10. I figured I'd like the challenge of taking up something I'm not really interested in.
11. I already know how to do the stuff. Why should I take a course related to it? I should take up something that I don't really know how to do.
12. I thought that if I took a course with the thing I love and I'm really good at, I would lose the interest and would hate what I used to love doing. I mean, I love learning the core and technical aspects, the origins, and the "whys" of everything, but there was this story of a great artist, graduated high school, took up fine arts. Once classes started, the professor taught them the basics. "You should do it like this. The rules are that. What are you doing? That's not how you do it!" Everything he knew about art was wrong.
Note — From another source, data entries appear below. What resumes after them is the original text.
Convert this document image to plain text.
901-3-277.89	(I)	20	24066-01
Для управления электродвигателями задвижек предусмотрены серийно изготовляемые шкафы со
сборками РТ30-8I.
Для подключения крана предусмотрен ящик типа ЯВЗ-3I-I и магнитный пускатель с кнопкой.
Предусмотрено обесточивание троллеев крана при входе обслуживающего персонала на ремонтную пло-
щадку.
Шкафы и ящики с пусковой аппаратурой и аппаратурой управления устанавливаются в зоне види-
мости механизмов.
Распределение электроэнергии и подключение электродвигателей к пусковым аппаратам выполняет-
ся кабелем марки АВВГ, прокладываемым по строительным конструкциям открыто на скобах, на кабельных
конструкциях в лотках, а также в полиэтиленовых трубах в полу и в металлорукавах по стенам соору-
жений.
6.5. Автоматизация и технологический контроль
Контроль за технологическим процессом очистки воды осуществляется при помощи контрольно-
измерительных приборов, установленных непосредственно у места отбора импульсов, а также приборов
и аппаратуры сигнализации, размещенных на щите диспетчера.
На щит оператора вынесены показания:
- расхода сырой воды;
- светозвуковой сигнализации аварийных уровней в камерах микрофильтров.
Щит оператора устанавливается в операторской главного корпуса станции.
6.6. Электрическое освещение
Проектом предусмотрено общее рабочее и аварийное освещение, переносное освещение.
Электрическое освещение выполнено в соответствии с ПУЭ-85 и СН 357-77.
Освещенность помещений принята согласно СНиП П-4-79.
When he tried to draw, he got conscious of all the new stuff the teacher taught him. Then, he progressively lost bits of his talents until he couldn't draw anymore. In the end, he shifted to another course. Lost his passion with art.
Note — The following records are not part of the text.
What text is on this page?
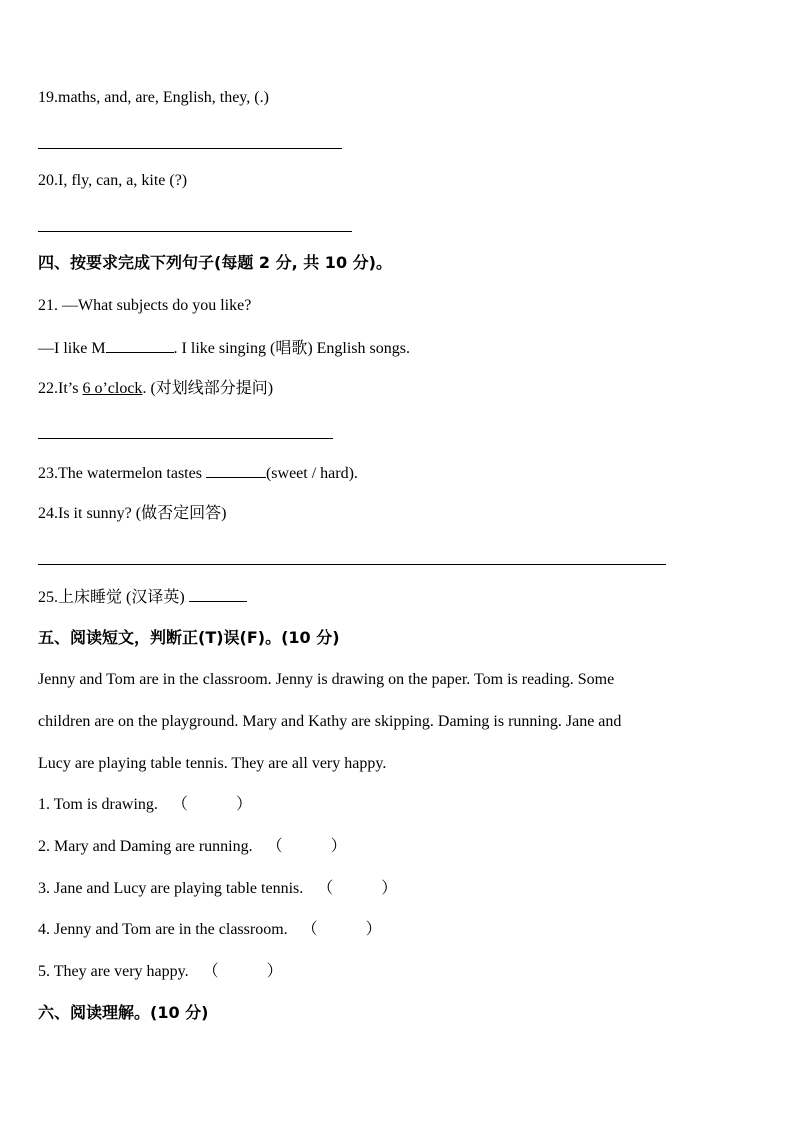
19.maths, and, are, English, they, (.)
20.I, fly, can, a, kite (?)
四、按要求完成下列句子(每题 2 分, 共 10 分)。
21. —What subjects do you like?
—I like M	. I like singing (唱歌) English songs.
22.It’s 6 o’clock. (对划线部分提问)
23.The watermelon tastes	(sweet / hard).
24.Is it sunny? (做否定回答)
25.上床睡觉 (汉译英)
五、阅读短文，判断正(T)误(F)。(10 分)
Jenny and Tom are in the classroom. Jenny is drawing on the paper. Tom is reading. Some
children are on the playground. Mary and Kathy are skipping. Daming is running. Jane and
Lucy are playing table tennis. They are all very happy.
1. Tom is drawing. （	）
2. Mary and Daming are running. （	）
3. Jane and Lucy are playing table tennis. （	）
4. Jenny and Tom are in the classroom. （	）
5. They are very happy. （	）
六、阅读理解。(10 分)
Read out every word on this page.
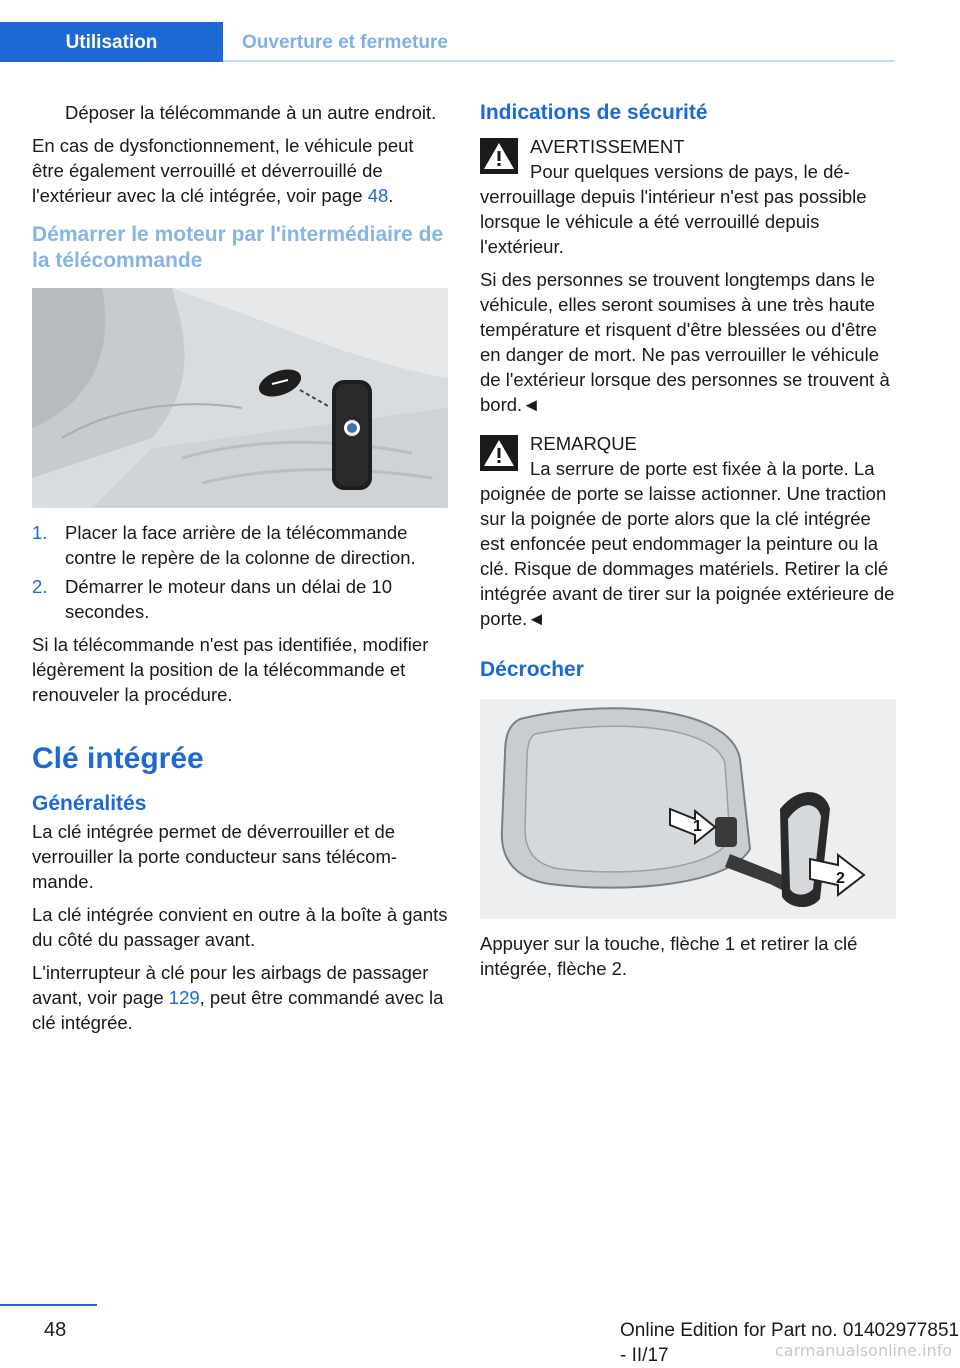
Utilisation	Ouverture et fermeture

Déposer la télécommande à un autre endroit.

En cas de dysfonctionnement, le véhicule peut être également verrouillé et déverrouillé de l'extérieur avec la clé intégrée, voir page 48.

Démarrer le moteur par l'intermédiaire de la télécommande
1. Placer la face arrière de la télécommande contre le repère de la colonne de direction.
2. Démarrer le moteur dans un délai de 10 secondes.

Si la télécommande n'est pas identifiée, modifier légèrement la position de la télécommande et renouveler la procédure.

Clé intégrée
Généralités

La clé intégrée permet de déverrouiller et de verrouiller la porte conducteur sans télécommande.

La clé intégrée convient en outre à la boîte à gants du côté du passager avant.

L'interrupteur à clé pour les airbags de passager avant, voir page 129, peut être commandé avec la clé intégrée.

Indications de sécurité

AVERTISSEMENT

Pour quelques versions de pays, le déverrouillage depuis l'intérieur n'est pas possible lorsque le véhicule a été verrouillé depuis l'extérieur.

Si des personnes se trouvent longtemps dans le véhicule, elles seront soumises à une très haute température et risquent d'être blessées ou d'être en danger de mort. Ne pas verrouiller le véhicule de l'extérieur lorsque des personnes se trouvent à bord.◄

REMARQUE

La serrure de porte est fixée à la porte. La poignée de porte se laisse actionner. Une traction sur la poignée de porte alors que la clé intégrée est enfoncée peut endommager la peinture ou la clé. Risque de dommages matériels. Retirer la clé intégrée avant de tirer sur la poignée extérieure de porte.◄

Décrocher
1
2

Appuyer sur la touche, flèche 1 et retirer la clé intégrée, flèche 2.

48	Online Edition for Part no. 01402977851 - II/17	carmanualsonline.info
I feel like working makes you hate what you are doing. Being forced to do what you love to do makes it lose its true meaning, makes you forget why you started doing it in the first place.
13. I hate myself. I chose this course to punish my future and future self in the long run.
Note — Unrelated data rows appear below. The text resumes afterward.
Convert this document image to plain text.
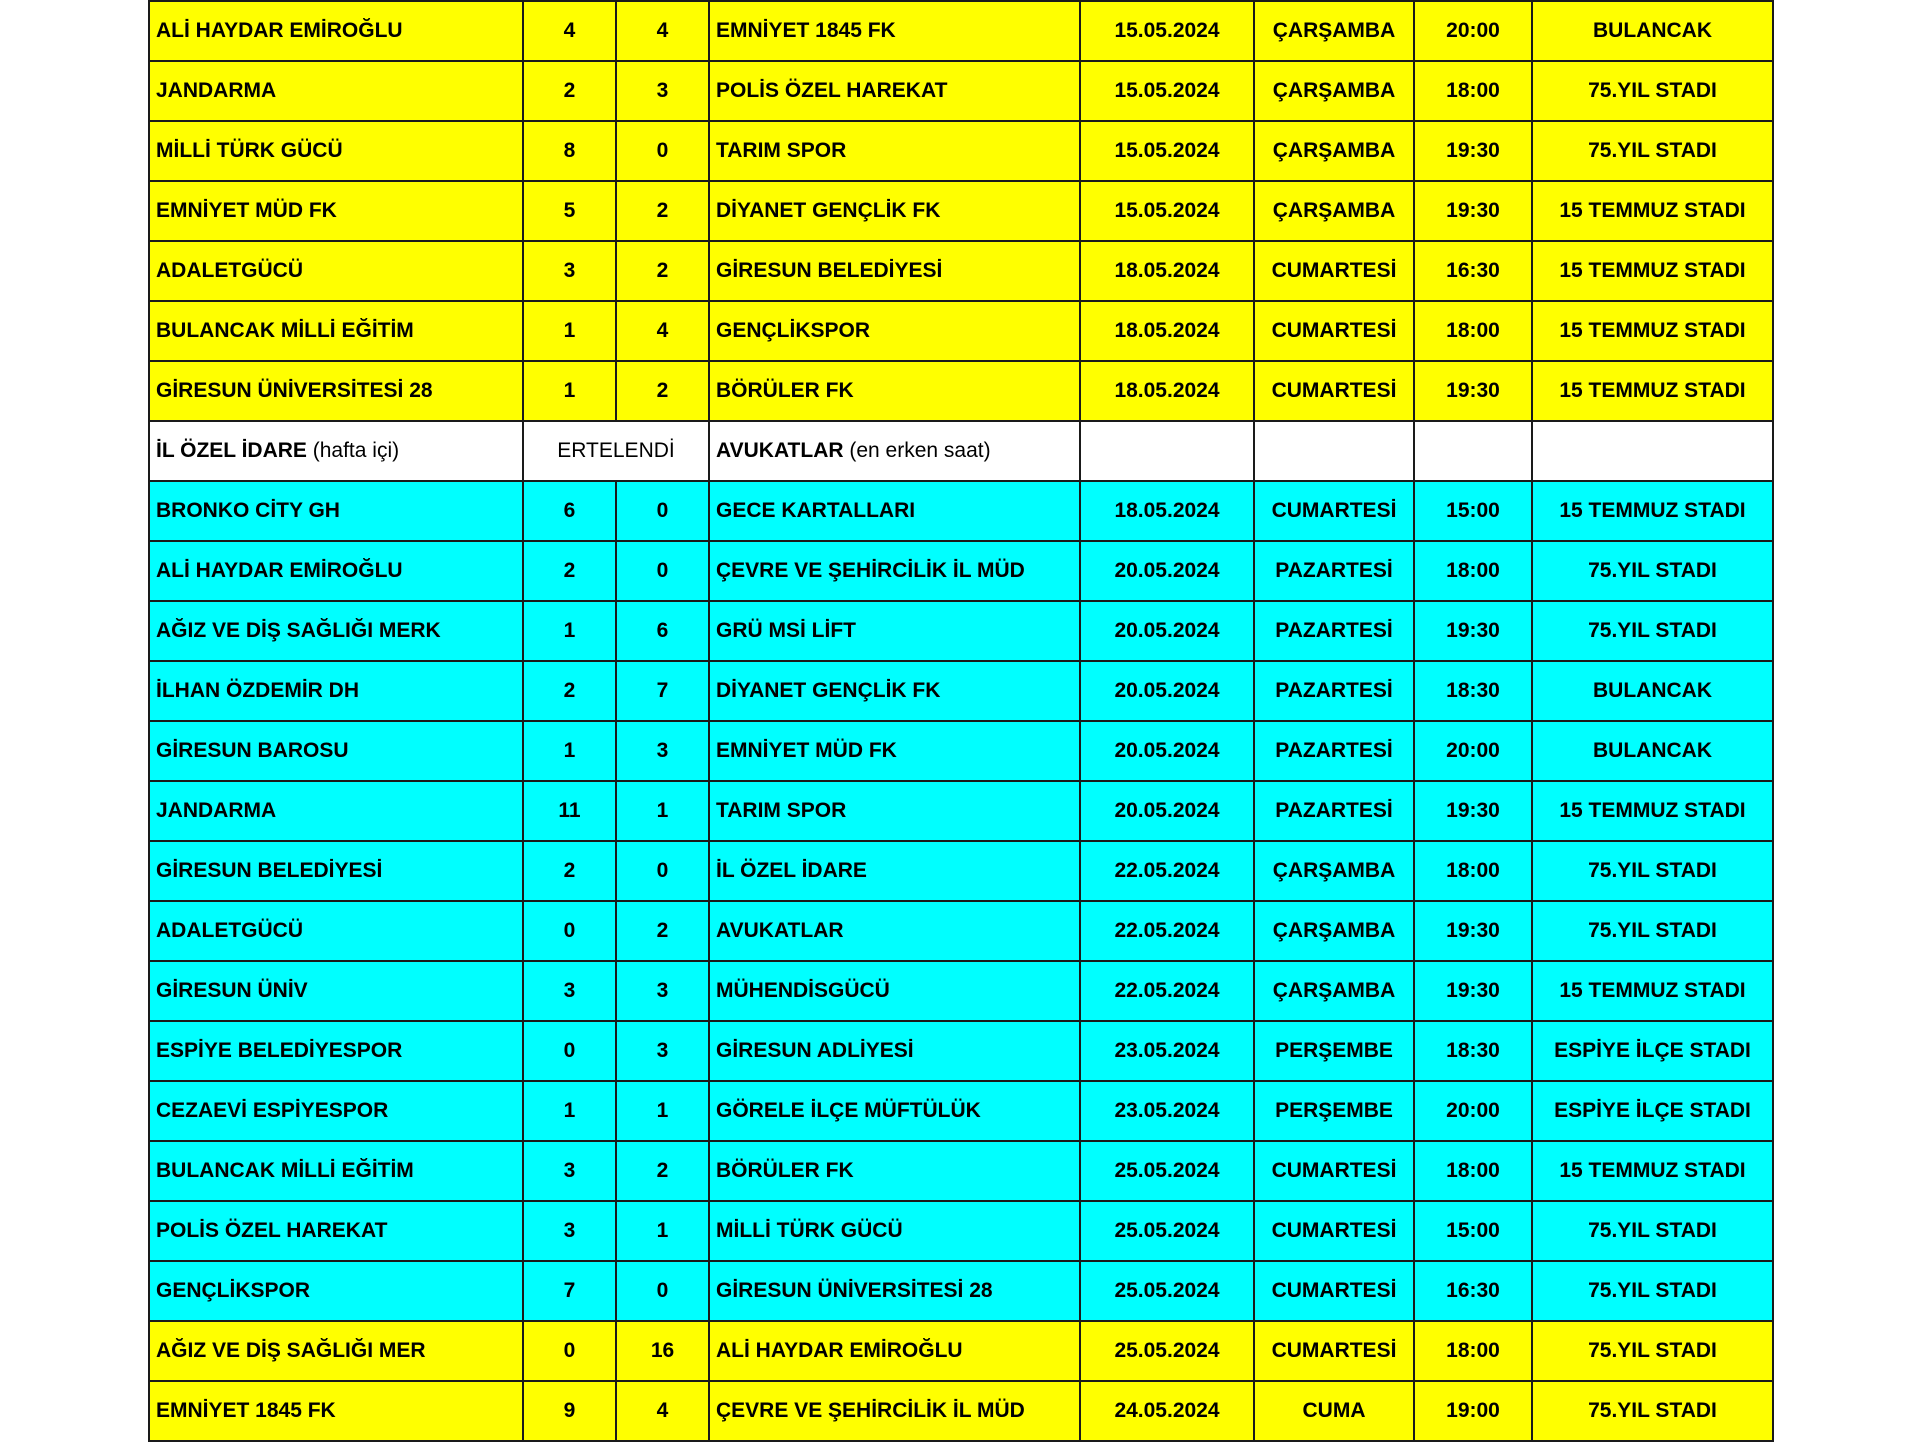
ALİ HAYDAR EMİROĞLU	4	4	EMNİYET 1845 FK	15.05.2024	ÇARŞAMBA	20:00	BULANCAK
JANDARMA	2	3	POLİS ÖZEL HAREKAT	15.05.2024	ÇARŞAMBA	18:00	75.YIL STADI
MİLLİ TÜRK GÜCÜ	8	0	TARIM SPOR	15.05.2024	ÇARŞAMBA	19:30	75.YIL STADI
EMNİYET MÜD FK	5	2	DİYANET GENÇLİK FK	15.05.2024	ÇARŞAMBA	19:30	15 TEMMUZ STADI
ADALETGÜCÜ	3	2	GİRESUN BELEDİYESİ	18.05.2024	CUMARTESİ	16:30	15 TEMMUZ STADI
BULANCAK MİLLİ EĞİTİM	1	4	GENÇLİKSPOR	18.05.2024	CUMARTESİ	18:00	15 TEMMUZ STADI
GİRESUN ÜNİVERSİTESİ 28	1	2	BÖRÜLER FK	18.05.2024	CUMARTESİ	19:30	15 TEMMUZ STADI
İL ÖZEL İDARE (hafta içi)	ERTELENDİ		AVUKATLAR (en erken saat)				
BRONKO CİTY GH	6	0	GECE KARTALLARI	18.05.2024	CUMARTESİ	15:00	15 TEMMUZ STADI
ALİ HAYDAR EMİROĞLU	2	0	ÇEVRE VE ŞEHİRCİLİK İL MÜD	20.05.2024	PAZARTESİ	18:00	75.YIL STADI
AĞIZ VE DİŞ SAĞLIĞI MERK	1	6	GRÜ MSİ LİFT	20.05.2024	PAZARTESİ	19:30	75.YIL STADI
İLHAN ÖZDEMİR DH	2	7	DİYANET GENÇLİK FK	20.05.2024	PAZARTESİ	18:30	BULANCAK
GİRESUN BAROSU	1	3	EMNİYET MÜD FK	20.05.2024	PAZARTESİ	20:00	BULANCAK
JANDARMA	11	1	TARIM SPOR	20.05.2024	PAZARTESİ	19:30	15 TEMMUZ STADI
GİRESUN BELEDİYESİ	2	0	İL ÖZEL İDARE	22.05.2024	ÇARŞAMBA	18:00	75.YIL STADI
ADALETGÜCÜ	0	2	AVUKATLAR	22.05.2024	ÇARŞAMBA	19:30	75.YIL STADI
GİRESUN ÜNİV	3	3	MÜHENDİSGÜCÜ	22.05.2024	ÇARŞAMBA	19:30	15 TEMMUZ STADI
ESPİYE BELEDİYESPOR	0	3	GİRESUN ADLİYESİ	23.05.2024	PERŞEMBE	18:30	ESPİYE İLÇE STADI
CEZAEVİ ESPİYESPOR	1	1	GÖRELE İLÇE MÜFTÜLÜK	23.05.2024	PERŞEMBE	20:00	ESPİYE İLÇE STADI
BULANCAK MİLLİ EĞİTİM	3	2	BÖRÜLER FK	25.05.2024	CUMARTESİ	18:00	15 TEMMUZ STADI
POLİS ÖZEL HAREKAT	3	1	MİLLİ TÜRK GÜCÜ	25.05.2024	CUMARTESİ	15:00	75.YIL STADI
GENÇLİKSPOR	7	0	GİRESUN ÜNİVERSİTESİ 28	25.05.2024	CUMARTESİ	16:30	75.YIL STADI
AĞIZ VE DİŞ SAĞLIĞI MER	0	16	ALİ HAYDAR EMİROĞLU	25.05.2024	CUMARTESİ	18:00	75.YIL STADI
EMNİYET 1845 FK	9	4	ÇEVRE VE ŞEHİRCİLİK İL MÜD	24.05.2024	CUMA	19:00	75.YIL STADI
14. I want to see how people would react when someone doesn't do what they expect them to do
15. I just wanted to try something new. I got tired of the same stuff I've been doing.
16. Baking and cooking is an art and a science experiment. You gather up all the chemicals or art materials needed (in lay man's term, the ingredients): baking soda, food coloring, flour, etc. You shape them or mix them up together, and form something new. The music of the sizzling meat on the frying pan, combined with the rhythms of the chopping board, the noise of the yelling of orders, a rowdy concert in the kitchen.
(I'm just trying to be a pretentious poet here. Lol)
17. I don't want to be weak in some other aspects in my life. In this case, cleaning, cooking, interacting with people, and other basic stuff that people would already know how to do without studying the course. This is probably the same with number 9 and I'm just repeating it now. Does this still count?
18. All courses are good courses. This one isn't really a bad choice.
19. I thought that maybe I managed to learn to love this course that I hate. A few semesters in, I did think it's not that bad. I did love it at one point. I'd rather do this, than manage to hate a course that I used to love at the beginning.
20. I chose this course as a statement for the people out there who are afraid of people's expectations of them, to tell them that it is your choice and what people expect from you should not be a major factor in your decisions.